Aquele mês passou rápido, o esposo chegou e, apesar da surpresa, ficou feliz por Margarida ter encontrado uma boa companhia, que preenchesse seus dias tão vazios e tristes. Lalinha já estava completando o oitavo mês de gestação quando passou muito mal. Amanheceu com febre e muitas dores. Margarida e o marido correram com ela para o hospital, para ver o que estava acontecendo, se os bebês estavam bem. Lalinha foi atendida de emergência, tudo particular, a cesariana foi feita de urgência, pois o que a acometia era uma crise seríssima de eclampsia, muito normal em gestantes tão novas como ela. Os bebês nasceram fortes, com quase três quilos cada um. Lalinha os amamentou e pediu que tirasse uma foto. Porém, a eclampsia a havia afetado seriamente, e Lalinha não resistiu. Mas antes de falecer, Lalinha escreveu um bilhete, com muita dificuldade, pois mal fora alfabetizada. Depois de escrever, Lalinha fechou os olhos para esta vida e libertou-se daquele corpo tão jovem quanto sofrido.

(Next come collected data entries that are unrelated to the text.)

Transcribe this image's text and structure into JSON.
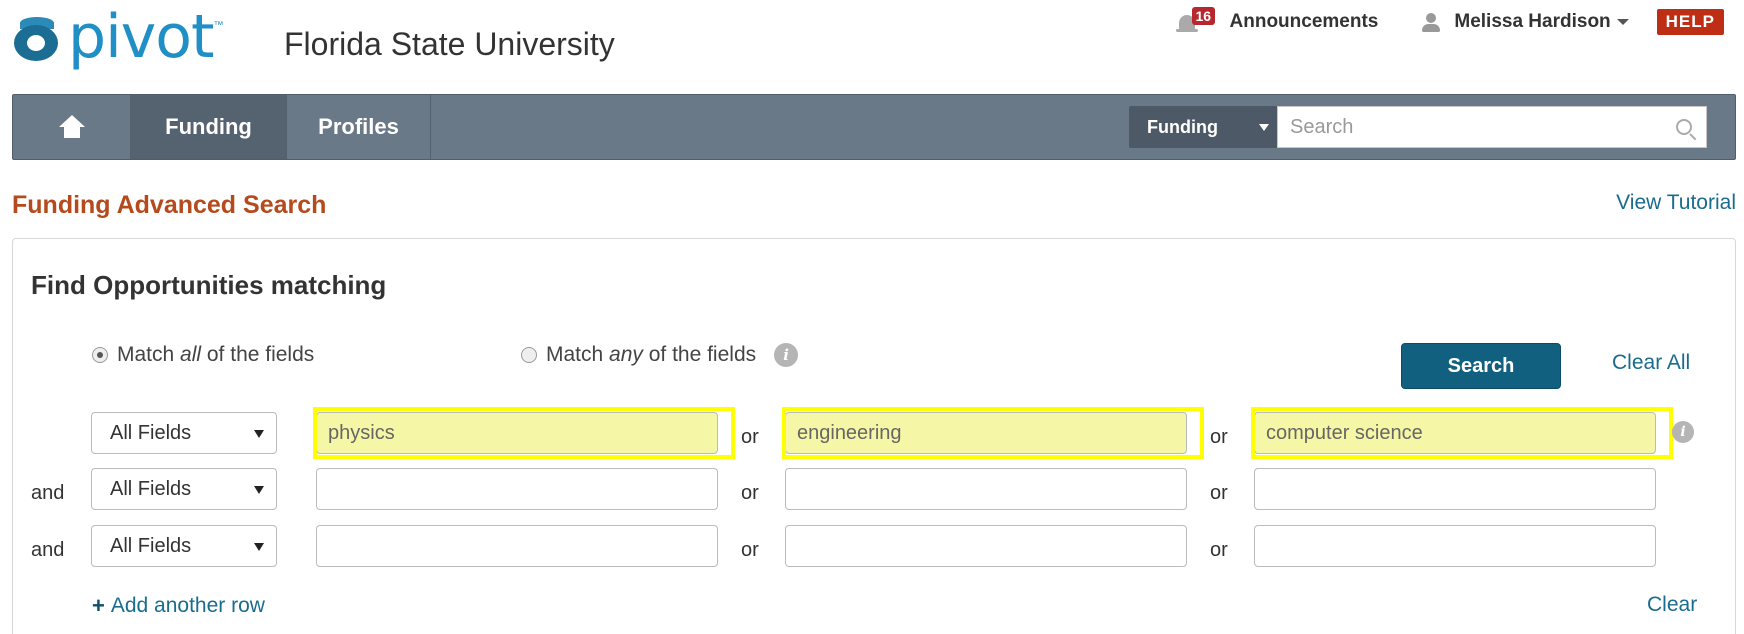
{
  "brand": {
    "logo_text": "pivot",
    "trademark": "™",
    "institution": "Florida State University"
  },
  "topnav": {
    "notification_count": "16",
    "announcements_label": "Announcements",
    "user_name": "Melissa Hardison",
    "help_label": "HELP"
  },
  "navbar": {
    "items": [
      {
        "label": "Funding",
        "active": true
      },
      {
        "label": "Profiles",
        "active": false
      }
    ],
    "search_scope": "Funding",
    "search_placeholder": "Search"
  },
  "page": {
    "title": "Funding Advanced Search",
    "tutorial_link": "View Tutorial"
  },
  "panel": {
    "title": "Find Opportunities matching",
    "match_all": {
      "pre": "Match ",
      "em": "all",
      "post": " of the fields",
      "selected": true
    },
    "match_any": {
      "pre": "Match ",
      "em": "any",
      "post": " of the fields",
      "selected": false
    },
    "info_glyph": "i",
    "search_button": "Search",
    "clear_all": "Clear All",
    "rows": [
      {
        "connector": "",
        "field": "All Fields",
        "terms": [
          "physics",
          "engineering",
          "computer science"
        ],
        "highlighted": true
      },
      {
        "connector": "and",
        "field": "All Fields",
        "terms": [
          "",
          "",
          ""
        ],
        "highlighted": false
      },
      {
        "connector": "and",
        "field": "All Fields",
        "terms": [
          "",
          "",
          ""
        ],
        "highlighted": false
      }
    ],
    "or_label": "or",
    "add_row": "Add another row",
    "add_row_glyph": "+",
    "clear": "Clear"
  }
}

Quando Margarida soube do ocorrido, entrou no quarto aos prantos, num desespero sem fim, mas quando abriu o bilhete, e leu o conteúdo escrito nele, as lágrimas de tristeza, transformaram em lágrimas de profundo agradecimento.
-“Querida Margarida! Quero que fique com os meus bebês, é um presente que te dou, pois os presentes têm de ser o melhor de nós, e eles, com certeza, são o melhor de mim!”
Margarida ajoelhou-se e apenas agradeceu, pelo maior presente que alguém poderia ganhar!